My own business seems to be faltering.  I have lost almost every kid I've added this year, which is NOT good for business!  I am laying off my assistant next month, which may be a blessing in disguise.  Her work ethic has really fallen since she had her baby, and it's been difficult having to supervise at all times to make sure she is doing her job.

I've also decided not to have her work just because I know she needs the income when I don't actually need to have her here.  It costs me too much, without the income to support it, to fund her family.  The Bank of Reina is closed!

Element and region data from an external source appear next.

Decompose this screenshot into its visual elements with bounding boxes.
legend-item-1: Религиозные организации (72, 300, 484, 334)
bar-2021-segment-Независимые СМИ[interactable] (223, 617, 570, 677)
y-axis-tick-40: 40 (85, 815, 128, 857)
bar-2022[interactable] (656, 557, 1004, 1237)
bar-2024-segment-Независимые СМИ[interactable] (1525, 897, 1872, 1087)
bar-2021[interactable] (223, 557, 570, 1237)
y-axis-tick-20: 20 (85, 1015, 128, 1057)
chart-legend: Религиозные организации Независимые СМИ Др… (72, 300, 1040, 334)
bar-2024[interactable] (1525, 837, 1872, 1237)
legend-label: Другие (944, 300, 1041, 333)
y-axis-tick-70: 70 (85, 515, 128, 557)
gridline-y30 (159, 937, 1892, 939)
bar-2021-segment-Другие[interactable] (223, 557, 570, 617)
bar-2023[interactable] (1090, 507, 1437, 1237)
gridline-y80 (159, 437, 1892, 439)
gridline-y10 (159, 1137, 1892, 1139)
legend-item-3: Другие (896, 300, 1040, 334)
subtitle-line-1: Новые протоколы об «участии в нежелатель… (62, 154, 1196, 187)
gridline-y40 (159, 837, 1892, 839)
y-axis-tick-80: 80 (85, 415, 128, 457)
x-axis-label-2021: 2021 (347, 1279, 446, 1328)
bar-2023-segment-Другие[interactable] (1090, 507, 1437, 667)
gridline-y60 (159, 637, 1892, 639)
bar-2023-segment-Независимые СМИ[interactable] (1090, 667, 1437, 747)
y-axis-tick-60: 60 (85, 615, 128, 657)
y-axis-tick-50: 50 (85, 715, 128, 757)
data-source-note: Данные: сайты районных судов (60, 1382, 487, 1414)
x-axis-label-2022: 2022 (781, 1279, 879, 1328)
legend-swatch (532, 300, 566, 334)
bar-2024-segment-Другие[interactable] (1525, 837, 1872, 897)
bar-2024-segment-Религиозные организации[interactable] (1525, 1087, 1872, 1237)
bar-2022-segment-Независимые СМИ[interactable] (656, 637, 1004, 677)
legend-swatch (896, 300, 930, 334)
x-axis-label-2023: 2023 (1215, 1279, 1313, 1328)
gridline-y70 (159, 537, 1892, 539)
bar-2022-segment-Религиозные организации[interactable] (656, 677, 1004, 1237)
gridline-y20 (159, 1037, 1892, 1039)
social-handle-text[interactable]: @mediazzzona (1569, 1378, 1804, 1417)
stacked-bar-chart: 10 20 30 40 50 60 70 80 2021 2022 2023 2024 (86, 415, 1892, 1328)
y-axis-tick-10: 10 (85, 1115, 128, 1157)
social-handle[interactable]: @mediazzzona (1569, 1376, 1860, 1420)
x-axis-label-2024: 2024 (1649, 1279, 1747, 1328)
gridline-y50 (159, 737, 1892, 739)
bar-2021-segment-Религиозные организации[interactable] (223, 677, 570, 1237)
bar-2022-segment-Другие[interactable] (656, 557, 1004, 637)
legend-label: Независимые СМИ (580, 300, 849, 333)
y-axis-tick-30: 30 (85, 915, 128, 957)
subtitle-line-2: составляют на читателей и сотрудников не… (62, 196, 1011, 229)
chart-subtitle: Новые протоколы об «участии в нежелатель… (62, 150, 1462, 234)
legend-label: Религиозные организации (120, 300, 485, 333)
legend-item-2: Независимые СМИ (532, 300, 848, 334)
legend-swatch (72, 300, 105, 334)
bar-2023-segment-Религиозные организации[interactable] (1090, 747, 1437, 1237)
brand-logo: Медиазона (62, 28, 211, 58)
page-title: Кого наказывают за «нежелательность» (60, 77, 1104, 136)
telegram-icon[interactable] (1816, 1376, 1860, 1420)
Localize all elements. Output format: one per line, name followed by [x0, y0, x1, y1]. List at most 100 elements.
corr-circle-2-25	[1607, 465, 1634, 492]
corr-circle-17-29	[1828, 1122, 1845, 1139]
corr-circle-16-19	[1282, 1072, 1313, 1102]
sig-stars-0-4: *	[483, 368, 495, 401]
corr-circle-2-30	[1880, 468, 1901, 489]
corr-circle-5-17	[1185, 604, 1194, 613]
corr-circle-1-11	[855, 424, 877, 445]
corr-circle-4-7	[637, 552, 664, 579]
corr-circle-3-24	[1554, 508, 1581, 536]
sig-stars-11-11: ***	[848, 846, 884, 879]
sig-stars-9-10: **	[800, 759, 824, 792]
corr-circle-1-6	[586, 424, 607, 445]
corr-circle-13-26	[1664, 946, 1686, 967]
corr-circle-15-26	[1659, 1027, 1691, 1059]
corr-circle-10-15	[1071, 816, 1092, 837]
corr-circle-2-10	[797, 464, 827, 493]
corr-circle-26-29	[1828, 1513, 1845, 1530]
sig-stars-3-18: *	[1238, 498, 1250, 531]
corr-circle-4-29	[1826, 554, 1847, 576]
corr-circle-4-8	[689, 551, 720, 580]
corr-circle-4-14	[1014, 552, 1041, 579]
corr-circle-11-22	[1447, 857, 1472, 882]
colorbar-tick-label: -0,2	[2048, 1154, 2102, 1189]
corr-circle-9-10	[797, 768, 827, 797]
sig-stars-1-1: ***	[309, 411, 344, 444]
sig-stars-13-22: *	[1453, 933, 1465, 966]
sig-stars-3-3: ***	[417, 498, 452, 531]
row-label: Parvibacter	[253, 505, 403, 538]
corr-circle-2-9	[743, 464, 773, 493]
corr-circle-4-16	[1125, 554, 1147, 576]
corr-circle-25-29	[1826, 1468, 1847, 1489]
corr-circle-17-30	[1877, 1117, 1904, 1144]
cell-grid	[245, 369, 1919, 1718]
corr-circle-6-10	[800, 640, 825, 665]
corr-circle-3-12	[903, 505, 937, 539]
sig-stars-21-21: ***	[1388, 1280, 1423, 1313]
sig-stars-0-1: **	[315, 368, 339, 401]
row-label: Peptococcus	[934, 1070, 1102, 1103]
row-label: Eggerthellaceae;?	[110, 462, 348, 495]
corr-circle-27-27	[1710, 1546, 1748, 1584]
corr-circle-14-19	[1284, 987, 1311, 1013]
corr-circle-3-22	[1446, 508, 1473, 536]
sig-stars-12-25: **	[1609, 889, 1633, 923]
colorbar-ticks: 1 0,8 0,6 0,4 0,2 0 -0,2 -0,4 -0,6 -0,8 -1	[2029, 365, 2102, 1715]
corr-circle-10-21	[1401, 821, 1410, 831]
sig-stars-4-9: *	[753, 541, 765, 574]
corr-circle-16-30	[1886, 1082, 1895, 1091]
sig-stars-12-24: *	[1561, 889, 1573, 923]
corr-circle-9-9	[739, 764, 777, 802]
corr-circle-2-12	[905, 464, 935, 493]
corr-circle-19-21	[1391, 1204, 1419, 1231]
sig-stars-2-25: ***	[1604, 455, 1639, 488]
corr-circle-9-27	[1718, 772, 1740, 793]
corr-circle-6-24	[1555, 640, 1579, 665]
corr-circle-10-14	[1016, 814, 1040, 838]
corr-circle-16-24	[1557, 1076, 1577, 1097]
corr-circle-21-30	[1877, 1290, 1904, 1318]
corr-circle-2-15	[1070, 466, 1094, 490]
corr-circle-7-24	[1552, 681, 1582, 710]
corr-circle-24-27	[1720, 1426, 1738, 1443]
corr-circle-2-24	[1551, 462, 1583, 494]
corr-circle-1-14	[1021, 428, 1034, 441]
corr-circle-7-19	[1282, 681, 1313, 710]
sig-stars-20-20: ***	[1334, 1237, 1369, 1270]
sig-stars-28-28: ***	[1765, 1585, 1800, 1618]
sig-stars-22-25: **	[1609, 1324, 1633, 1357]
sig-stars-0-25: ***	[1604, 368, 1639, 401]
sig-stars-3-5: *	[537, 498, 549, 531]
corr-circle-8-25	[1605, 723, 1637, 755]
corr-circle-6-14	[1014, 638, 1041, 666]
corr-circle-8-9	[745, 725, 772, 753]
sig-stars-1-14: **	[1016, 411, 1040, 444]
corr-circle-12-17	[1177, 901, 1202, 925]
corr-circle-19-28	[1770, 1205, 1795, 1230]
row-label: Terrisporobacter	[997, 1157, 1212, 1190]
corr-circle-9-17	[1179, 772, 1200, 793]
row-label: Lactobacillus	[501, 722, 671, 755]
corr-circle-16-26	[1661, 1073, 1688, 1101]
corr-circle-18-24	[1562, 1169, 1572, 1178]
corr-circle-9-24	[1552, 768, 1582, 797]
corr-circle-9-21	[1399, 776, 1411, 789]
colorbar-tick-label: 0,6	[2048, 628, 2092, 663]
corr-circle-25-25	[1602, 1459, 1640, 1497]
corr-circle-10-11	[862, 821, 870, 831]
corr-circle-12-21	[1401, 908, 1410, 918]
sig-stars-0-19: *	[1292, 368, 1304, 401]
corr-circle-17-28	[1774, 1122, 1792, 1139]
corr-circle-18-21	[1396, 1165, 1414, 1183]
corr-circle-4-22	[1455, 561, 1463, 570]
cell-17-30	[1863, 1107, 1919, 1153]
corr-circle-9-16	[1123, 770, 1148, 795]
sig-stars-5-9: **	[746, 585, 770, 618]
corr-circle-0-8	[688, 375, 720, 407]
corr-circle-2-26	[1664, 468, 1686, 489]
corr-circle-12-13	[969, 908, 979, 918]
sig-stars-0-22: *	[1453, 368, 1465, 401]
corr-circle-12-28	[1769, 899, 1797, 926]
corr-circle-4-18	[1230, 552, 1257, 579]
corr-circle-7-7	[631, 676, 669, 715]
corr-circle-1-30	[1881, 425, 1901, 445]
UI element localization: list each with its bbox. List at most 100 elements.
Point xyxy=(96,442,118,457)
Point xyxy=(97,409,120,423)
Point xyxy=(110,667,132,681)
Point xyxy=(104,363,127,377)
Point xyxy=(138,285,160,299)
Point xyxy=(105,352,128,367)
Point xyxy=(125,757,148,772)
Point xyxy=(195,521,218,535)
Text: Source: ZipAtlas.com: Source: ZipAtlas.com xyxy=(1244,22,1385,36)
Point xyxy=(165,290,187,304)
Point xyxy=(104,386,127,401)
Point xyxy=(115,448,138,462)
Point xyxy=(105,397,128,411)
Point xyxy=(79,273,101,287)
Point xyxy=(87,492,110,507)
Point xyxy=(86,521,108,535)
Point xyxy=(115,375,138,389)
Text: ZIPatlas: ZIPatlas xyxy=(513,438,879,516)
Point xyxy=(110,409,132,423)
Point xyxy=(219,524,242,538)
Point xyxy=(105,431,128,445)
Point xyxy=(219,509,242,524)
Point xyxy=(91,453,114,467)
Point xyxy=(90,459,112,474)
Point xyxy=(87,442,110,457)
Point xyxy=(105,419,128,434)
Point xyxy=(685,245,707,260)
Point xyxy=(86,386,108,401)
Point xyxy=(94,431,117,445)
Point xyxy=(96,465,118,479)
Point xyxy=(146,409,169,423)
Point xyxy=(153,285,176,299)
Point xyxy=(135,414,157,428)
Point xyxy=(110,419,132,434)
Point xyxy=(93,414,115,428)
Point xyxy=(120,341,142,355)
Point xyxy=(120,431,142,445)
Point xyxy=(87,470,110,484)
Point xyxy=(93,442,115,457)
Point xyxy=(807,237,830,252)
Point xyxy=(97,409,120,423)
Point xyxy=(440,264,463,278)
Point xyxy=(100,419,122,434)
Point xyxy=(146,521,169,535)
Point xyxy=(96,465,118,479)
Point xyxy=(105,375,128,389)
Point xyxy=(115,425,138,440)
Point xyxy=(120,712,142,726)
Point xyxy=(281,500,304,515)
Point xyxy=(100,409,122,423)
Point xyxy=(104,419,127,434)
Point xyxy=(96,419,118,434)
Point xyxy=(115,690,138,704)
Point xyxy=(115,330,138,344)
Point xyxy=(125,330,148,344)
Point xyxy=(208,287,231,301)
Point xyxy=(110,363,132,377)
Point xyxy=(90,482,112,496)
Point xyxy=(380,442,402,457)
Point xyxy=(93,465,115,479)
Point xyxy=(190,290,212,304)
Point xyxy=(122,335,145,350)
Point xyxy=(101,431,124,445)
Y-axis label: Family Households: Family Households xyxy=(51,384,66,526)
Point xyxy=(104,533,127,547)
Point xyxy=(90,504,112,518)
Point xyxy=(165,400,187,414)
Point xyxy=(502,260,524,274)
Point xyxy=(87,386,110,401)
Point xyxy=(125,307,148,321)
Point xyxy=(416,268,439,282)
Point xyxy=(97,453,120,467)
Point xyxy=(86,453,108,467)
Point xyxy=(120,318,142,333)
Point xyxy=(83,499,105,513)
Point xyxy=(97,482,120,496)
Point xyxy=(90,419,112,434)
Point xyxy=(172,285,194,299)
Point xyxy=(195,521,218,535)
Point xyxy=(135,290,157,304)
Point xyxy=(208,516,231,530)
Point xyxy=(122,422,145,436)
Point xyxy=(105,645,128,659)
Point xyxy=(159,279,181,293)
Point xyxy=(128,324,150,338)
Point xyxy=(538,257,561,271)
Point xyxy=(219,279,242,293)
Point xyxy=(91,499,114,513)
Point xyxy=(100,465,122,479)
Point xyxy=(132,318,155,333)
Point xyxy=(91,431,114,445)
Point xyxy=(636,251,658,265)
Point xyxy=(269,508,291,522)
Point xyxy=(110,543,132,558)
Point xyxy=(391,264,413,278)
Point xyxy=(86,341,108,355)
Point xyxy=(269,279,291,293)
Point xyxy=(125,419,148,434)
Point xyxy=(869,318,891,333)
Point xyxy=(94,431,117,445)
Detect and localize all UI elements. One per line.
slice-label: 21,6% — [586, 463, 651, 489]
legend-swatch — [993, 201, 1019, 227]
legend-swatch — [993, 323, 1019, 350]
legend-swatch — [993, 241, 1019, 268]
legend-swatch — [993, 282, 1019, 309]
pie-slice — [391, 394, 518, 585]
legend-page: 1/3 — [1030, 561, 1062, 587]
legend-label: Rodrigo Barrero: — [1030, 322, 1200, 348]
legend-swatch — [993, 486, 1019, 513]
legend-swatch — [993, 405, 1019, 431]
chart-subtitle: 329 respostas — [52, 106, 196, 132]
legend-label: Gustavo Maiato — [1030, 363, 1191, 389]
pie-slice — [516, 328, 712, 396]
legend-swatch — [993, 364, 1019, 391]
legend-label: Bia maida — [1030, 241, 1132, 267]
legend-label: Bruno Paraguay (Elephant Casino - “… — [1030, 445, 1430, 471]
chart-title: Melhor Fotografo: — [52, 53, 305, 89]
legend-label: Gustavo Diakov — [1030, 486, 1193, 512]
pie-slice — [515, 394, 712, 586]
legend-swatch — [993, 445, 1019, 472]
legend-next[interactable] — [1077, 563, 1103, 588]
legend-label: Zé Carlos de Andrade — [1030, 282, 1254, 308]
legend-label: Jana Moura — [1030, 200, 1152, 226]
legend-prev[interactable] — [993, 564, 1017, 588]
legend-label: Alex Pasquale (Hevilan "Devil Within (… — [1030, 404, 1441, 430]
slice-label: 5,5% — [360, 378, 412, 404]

My side jobs have also kept me pretty busy since November.  Things are lightening up a little but I have my own year-end tax stuff yet to do, as well as the year-end tax filing for my husband's new side business.  That one should be easy as he and his business partner just started the business late last year and there hasn't been much activity.  My own will take a while.  It generally takes me two weeks of straight work to get everything together and recorded.  Usually I'm done by now, but I haven't even started!  I did get my filing up to date yesterday, which means at least all my receipts are together.

I do enjoy being busy, it seems.  And since finishing school in the middle of last year, it's only natural to have added a few jobs to fill in the time!

I need to spend some time this year on getting my website updated as well as the resource website presentable.  It's disappointing that every time I actually hire someone to do something for me, it rarely turns out well.  I need to give it some time and effort to make it match my vision.

We shall see.  This year is shaping up to be just as full as last year!  We'll see how I do.

Saturday, December 11, 2010

Speeding Ticket

I got another speeding ticket today.  This is my third in two years.  I guess my luck has run out.  I don't know how I went for 20 years without one, and now I get three in such a short time.  My insurance carrier is going to have a conniption.  Or maybe that will just be me when I get the next insurance bill.

How is it that I never get off once I've been pulled over?  What do these people do that get off with a warning?  I obviously need lessons.

I guess it's time for me to slow down and drive like an old lady.  It sure is going to take the fun out of driving!